Vegetarian Thanksgiving

I woke up this morning, in New York, trying to remember last night’s dinner. It was mostly non-traditional, or a mix of many traditions, although Ilana, our hostess, said she was trying to make all the traditional foods. We began dinner in the traditional Jewish way, with a blessing over the bread, a beautifully shaped round whole grain loaf. Each person gets a piece and has to take at least one bite to complete the ritual. I was really hungry after an inadequate lunch on the airplane and ate the entire slice. The first two courses, served to us at the table,  were a simple, but tasty, onion soup and a green salad with grape tomatoes.
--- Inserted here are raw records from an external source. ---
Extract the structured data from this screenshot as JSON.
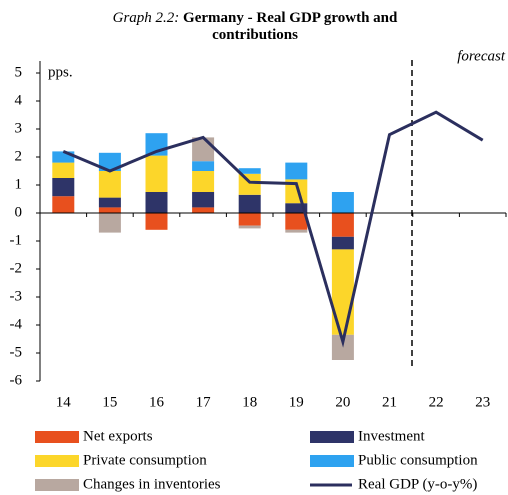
{
  "chart_data": {
    "type": "bar",
    "title_label": "Graph 2.2:",
    "title": "Germany - Real GDP growth and contributions",
    "y_label": "pps.",
    "annotation": "forecast",
    "categories": [
      "14",
      "15",
      "16",
      "17",
      "18",
      "19",
      "20",
      "21",
      "22",
      "23"
    ],
    "series": [
      {
        "name": "Net exports",
        "color": "#e8501e",
        "type": "bar",
        "values": [
          0.6,
          0.2,
          -0.6,
          0.2,
          -0.45,
          -0.6,
          -0.85,
          null,
          null,
          null
        ]
      },
      {
        "name": "Investment",
        "color": "#2e3468",
        "type": "bar",
        "values": [
          0.65,
          0.35,
          0.75,
          0.55,
          0.65,
          0.35,
          -0.45,
          null,
          null,
          null
        ]
      },
      {
        "name": "Private consumption",
        "color": "#fcd62a",
        "type": "bar",
        "values": [
          0.55,
          0.95,
          1.3,
          0.75,
          0.75,
          0.85,
          -3.05,
          null,
          null,
          null
        ]
      },
      {
        "name": "Public consumption",
        "color": "#2ea2f0",
        "type": "bar",
        "values": [
          0.4,
          0.65,
          0.8,
          0.35,
          0.2,
          0.6,
          0.75,
          null,
          null,
          null
        ]
      },
      {
        "name": "Changes in inventories",
        "color": "#b8a8a0",
        "type": "bar",
        "values": [
          0,
          -0.7,
          0,
          0.85,
          -0.1,
          -0.1,
          -0.9,
          null,
          null,
          null
        ]
      },
      {
        "name": "Real GDP (y-o-y%)",
        "color": "#2b2f5e",
        "type": "line",
        "values": [
          2.2,
          1.5,
          2.2,
          2.7,
          1.1,
          1.05,
          -4.6,
          2.8,
          3.6,
          2.6
        ]
      }
    ],
    "ylim": [
      -6,
      5
    ],
    "yticks": [
      -6,
      -5,
      -4,
      -3,
      -2,
      -1,
      0,
      1,
      2,
      3,
      4,
      5
    ],
    "grid": false
  }
}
After that we were asked to serve ourselves, buffet style.

We had a vegetarian turkey purchased from a wonderful vegetarian Chinese restaurant in Teaneck: Veggie Heaven. This is one of my all-time favorite places. I don’t know how they do it, but they have chicken, shrimp, lobster and beef all made of tofu or wheat gluten. The amazing thing is that all these things taste the way they are supposed to. I’m sure they are not substituting the real thing: they are certified kosher and have rabbinical inspection of their kitchen.

The turkey looked more like a chicken, but in any case, it looked and tasted like a bird. It was stuffed with some kind of rice blend. Ilana made cranberry sauce, which, along with the salad and the pumpkin pie, were the most traditional items. She made cornbread out of blue corn flour; a tofu and vegetable pie that looked almost like a pizza; pumpkin ravioli that I guess are also traditional, but not in my family; a casserole, or kugel, of pureed squash; steamed, sliced carrots and white potatoes; and, I think, a kind of rice pilaf, or maybe that was the stuffing from the turkey.
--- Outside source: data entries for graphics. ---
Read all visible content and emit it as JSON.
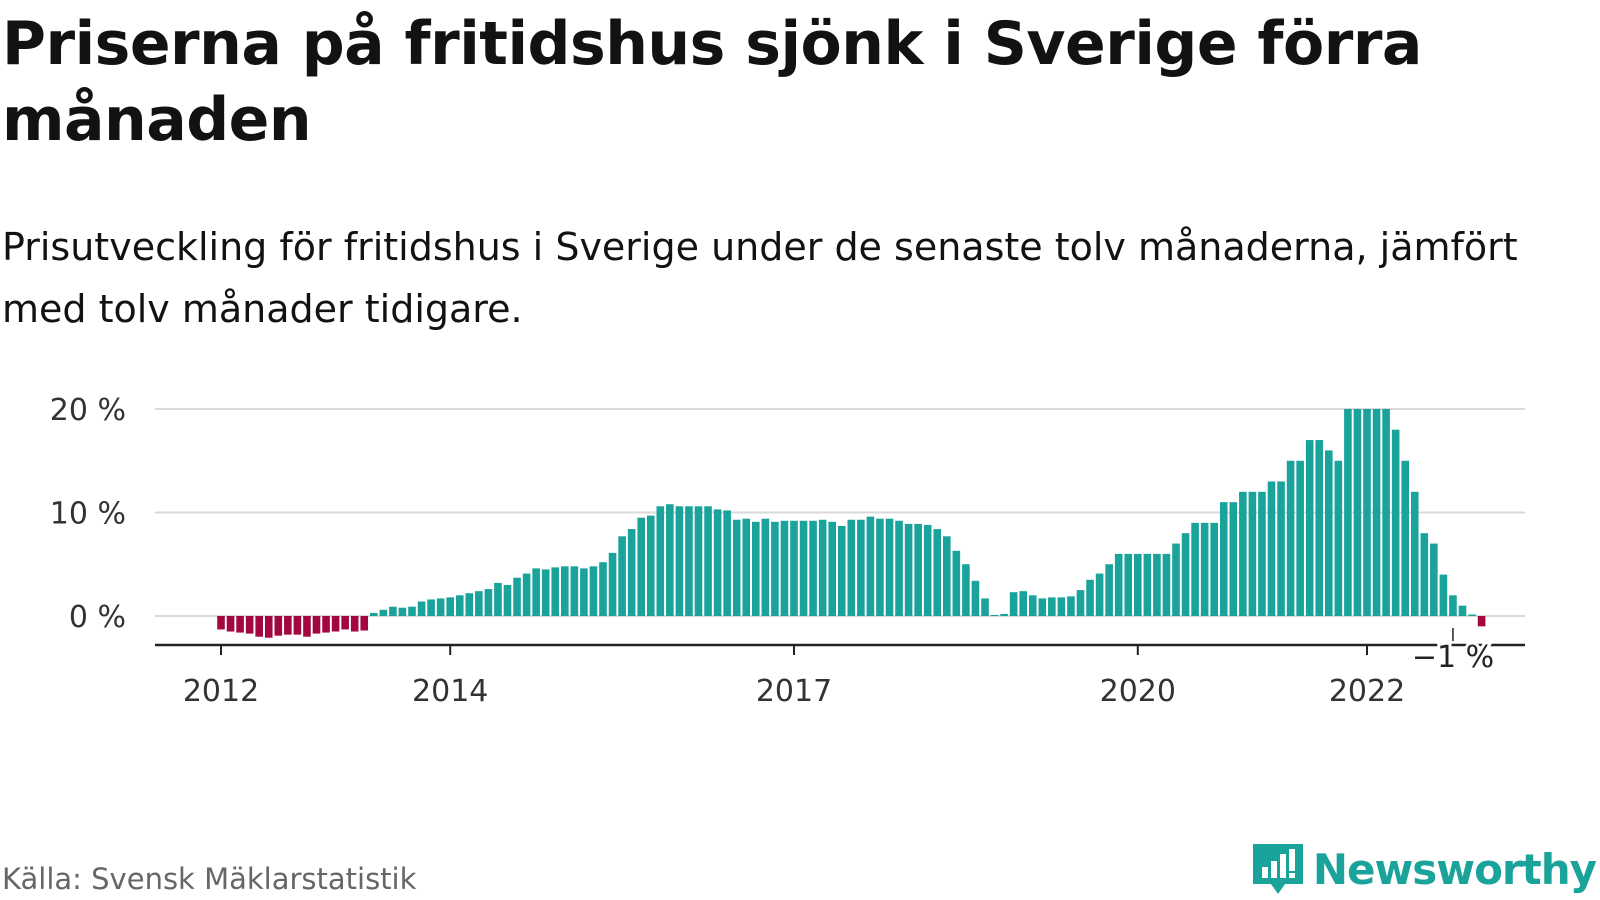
{
  "title": "Priserna på fritidshus sjönk i Sverige förra månaden",
  "subtitle": "Prisutveckling för fritidshus i Sverige under de senaste tolv månaderna, jämfört med tolv månader tidigare.",
  "source": "Källa: Svensk Mäklarstatistik",
  "brand": {
    "name": "Newsworthy",
    "icon": "newsworthy-logo-icon"
  },
  "colors": {
    "positive": "#1aa39a",
    "negative": "#a3073f",
    "grid": "#d9d9d9",
    "axis": "#222222",
    "text": "#333333"
  },
  "chart_data": {
    "type": "bar",
    "title": "",
    "xlabel": "",
    "ylabel": "",
    "ylim": [
      -3,
      20
    ],
    "grid": true,
    "yticks": [
      {
        "value": 0,
        "label": "0 %"
      },
      {
        "value": 10,
        "label": "10 %"
      },
      {
        "value": 20,
        "label": "20 %"
      }
    ],
    "xticks": [
      {
        "month": "2012-01",
        "label": "2012"
      },
      {
        "month": "2014-01",
        "label": "2014"
      },
      {
        "month": "2017-01",
        "label": "2017"
      },
      {
        "month": "2020-01",
        "label": "2020"
      },
      {
        "month": "2022-01",
        "label": "2022"
      }
    ],
    "start_month": "2012-01",
    "annotation": {
      "month": "2022-10",
      "label": "−1 %"
    },
    "values": [
      -1.3,
      -1.5,
      -1.6,
      -1.7,
      -2.0,
      -2.1,
      -1.9,
      -1.8,
      -1.8,
      -2.0,
      -1.7,
      -1.6,
      -1.5,
      -1.3,
      -1.5,
      -1.4,
      0.3,
      0.6,
      0.9,
      0.8,
      0.9,
      1.4,
      1.6,
      1.7,
      1.8,
      2.0,
      2.2,
      2.4,
      2.6,
      3.2,
      3.0,
      3.7,
      4.1,
      4.6,
      4.5,
      4.7,
      4.8,
      4.8,
      4.6,
      4.8,
      5.2,
      6.1,
      7.7,
      8.4,
      9.5,
      9.7,
      10.6,
      10.8,
      10.6,
      10.6,
      10.6,
      10.6,
      10.3,
      10.2,
      9.3,
      9.4,
      9.1,
      9.4,
      9.1,
      9.2,
      9.2,
      9.2,
      9.2,
      9.3,
      9.1,
      8.7,
      9.3,
      9.3,
      9.6,
      9.4,
      9.4,
      9.2,
      8.9,
      8.9,
      8.8,
      8.4,
      7.7,
      6.3,
      5.0,
      3.4,
      1.7,
      0.1,
      0.2,
      2.3,
      2.4,
      2.0,
      1.7,
      1.8,
      1.8,
      1.9,
      2.5,
      3.5,
      4.1,
      5.0,
      6.0,
      6.0,
      6.0,
      6.0,
      6.0,
      6.0,
      7.0,
      8.0,
      9.0,
      9.0,
      9.0,
      11.0,
      11.0,
      12.0,
      12.0,
      12.0,
      13.0,
      13.0,
      15.0,
      15.0,
      17.0,
      17.0,
      16.0,
      15.0,
      20.0,
      20.0,
      20.0,
      20.0,
      20.0,
      18.0,
      15.0,
      12.0,
      8.0,
      7.0,
      4.0,
      2.0,
      1.0,
      0.0,
      -1.0
    ]
  }
}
Dessert was a choice of grapes, a mix of raspberries and blueberries, and the pumpkin pie with whipped cream. Pumpkin pie is one of the few foods (desserts) I can leave alone. I am grateful there is at least one. My mother never made it; I think she didn’t like pumpkin. She always made wonderful lemon meringue pies for Thanksgiving dessert. I like pumpkin muffins, pumpkin soup, pumpkin bread, soda or yeast. Robin makes a fabulous pumpkin challah. Thinking about it I guess I don’t like the texture of pumpkin pie.

I tried very hard not to overeat, but I did taste everything. I love trying new food. We finished our dinner with prayers thanking God for the blessings of the meal, also traditional. Later there was tea or coffee in the living room with biscotti we brought from Enrico’s in Pittsburgh.
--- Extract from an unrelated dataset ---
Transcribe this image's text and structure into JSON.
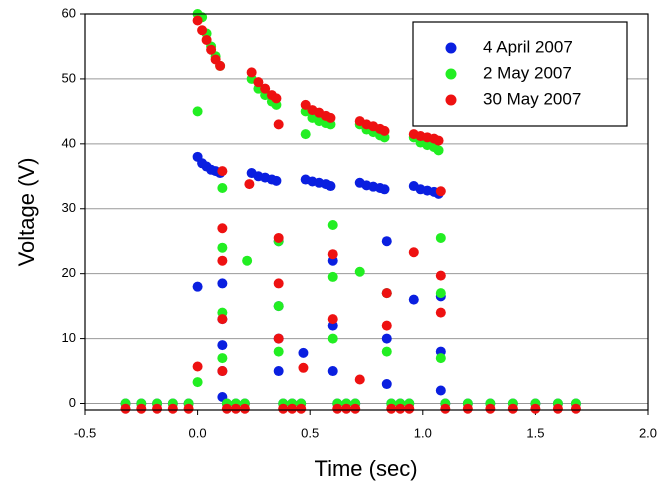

At the end of the evening, Ron, our host, drove another guest and me, into New York. My final treat came as we crossed the George Washington Bridge and it was completely lit up and beautiful, as I originally saw it from my apartment in Fort Lee. I could even see it reflected in the river after we had crossed. They were repainting it during the last few years I lived in Fort Lee, and the lights were out, so this was very special for me.

1 thought on “Vegetarian Thanksgiving

  1. Dinner sounds absolutely delightful. I’d like to try those ersatz chicken, beef, turkey, and shrimp goodies. What a joy to have friends who try new things like this.